Mas certamente há uma razão mais profunda pela qual as pessoas ficam fascinadas e persuadidas por terem acesso às informações coletadas pelos serviços de inteligência por meios secretos e talvez ilícitos. Na Grã-Bretanha, em particular, as pessoas são criadas com uma dieta de John Buchan, Ian Fleming e John Le Carré, embora a maioria aceite que o mundo real não funciona bem assim.
O público também está orgulhoso e conhecedor dos triunfos britânicos na quebra de códigos na Primeira e na Segunda Guerras Mundiais, mas menos informado sobre falhas – como a Batalha de Creta, que os britânicos perderam apesar de terem decifrados os planos alemães.
O problema é que os segredos raramente são um “gergelim aberto” que ilumina tudo. Mais comumente, eles são apenas uma parte de um quebra-cabeça, seu verdadeiro significado apenas evidente em relação às outras peças, cujas formas não são uma quantidade fixa.
Qual é, por exemplo, a gravidade da ameaça russa à Ucrânia hoje? Sir John Sawers, ex-chefe do MI6, disse que uma ameaça crível é uma combinação de “capacidade e intenção”, em outras palavras, de informações factuais que podem ser coletadas e julgamento político que não pode ser facilmente avaliado.
A tão elogiada abertura dos serviços de inteligência à mídia sobre as ações russas parece ser em grande parte uma operação de rebranding com as operações tradicionais de relações públicas do governo com maior glamour e credibilidade. Apesar de algumas críticas espirituosas dos jornalistas a histórias não apoiadas por evidências, ou ao significado preciso da palavra “iminente” em relação a uma invasão russa, a maioria das histórias abertas de inteligência foram engolidas inteiras.
As guerras de informação são sempre um componente dos conflitos militares, potenciais e reais. Normalmente, os serviços de segurança desempenham um papel importante na sua orquestração. Mas essas guerras de propaganda são perigosas porque tendem a fugir do controle e demonizar um oponente dificulta as negociações.

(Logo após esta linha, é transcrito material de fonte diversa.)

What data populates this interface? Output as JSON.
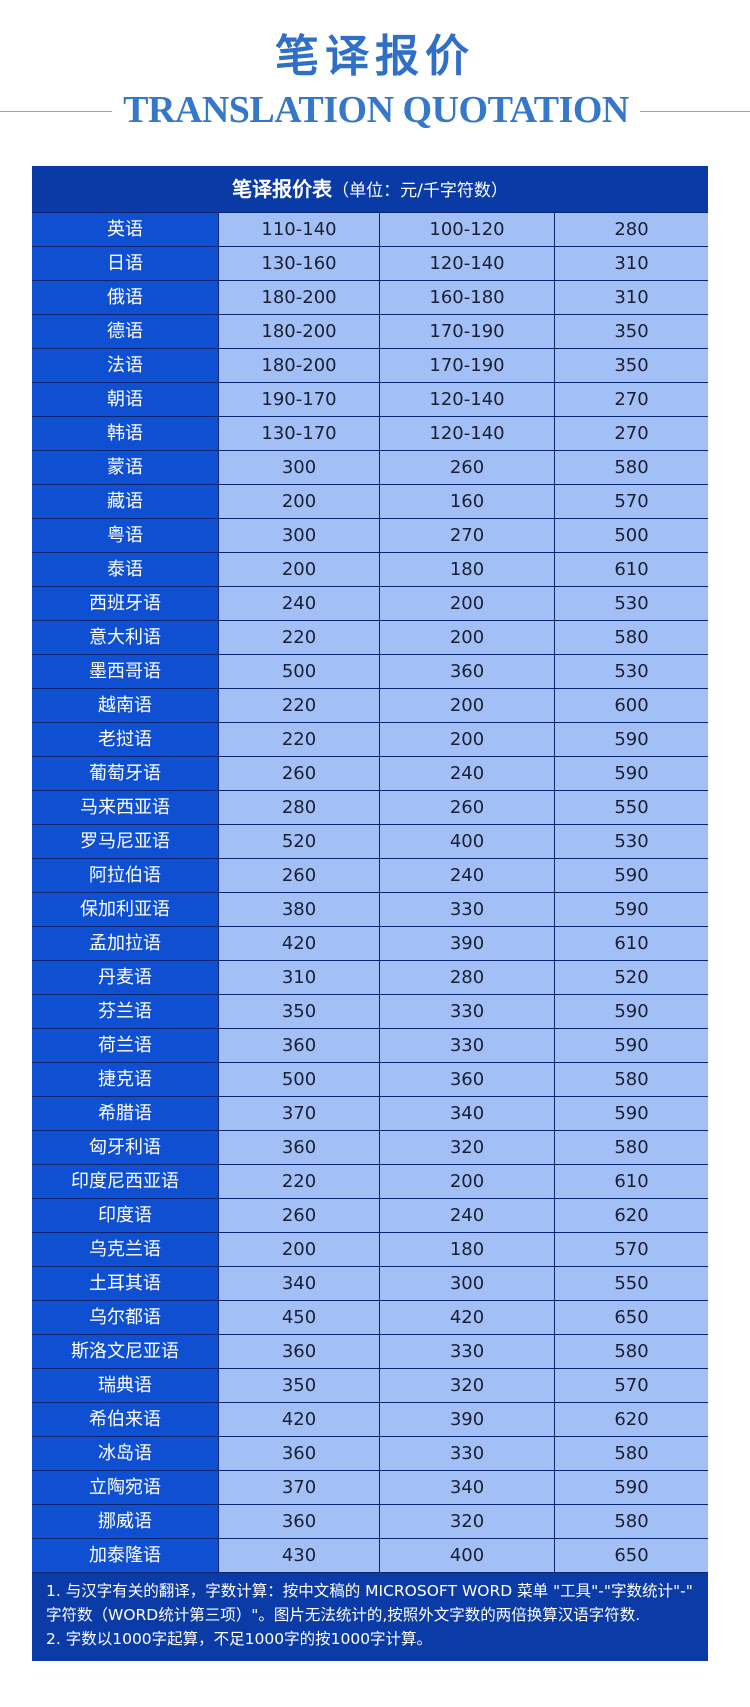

Os líderes políticos, por sua vez, tendem a acreditar em uma quantidade insalubre de sua própria propaganda e muitas vezes agem como se tudo fosse verdade.
Há também o perigo de que as histórias das coisas covardes que o outro lado possa estar planejando fazer comecem a causar pânico entre as pessoas que realmente estão na linha de fogo.
Eu estava no Curdistão iraquiano em 2003 quando Colin Powell fez seu famoso discurso na ONU com todas as informações detalhadas e convincentes fornecidas por 16 agências de inteligência dos EUA sobre as supostas armas de destruição em massa de Saddam Hussein. Apavorados com o gás venenoso, os curdos acreditaram que o que ele disse deve ser verdade e fugiram de suas cidades e vilas para o campo e as montanhas gelados.
Patrick Cockburn é o autor de War in the Age of Trump (Verso).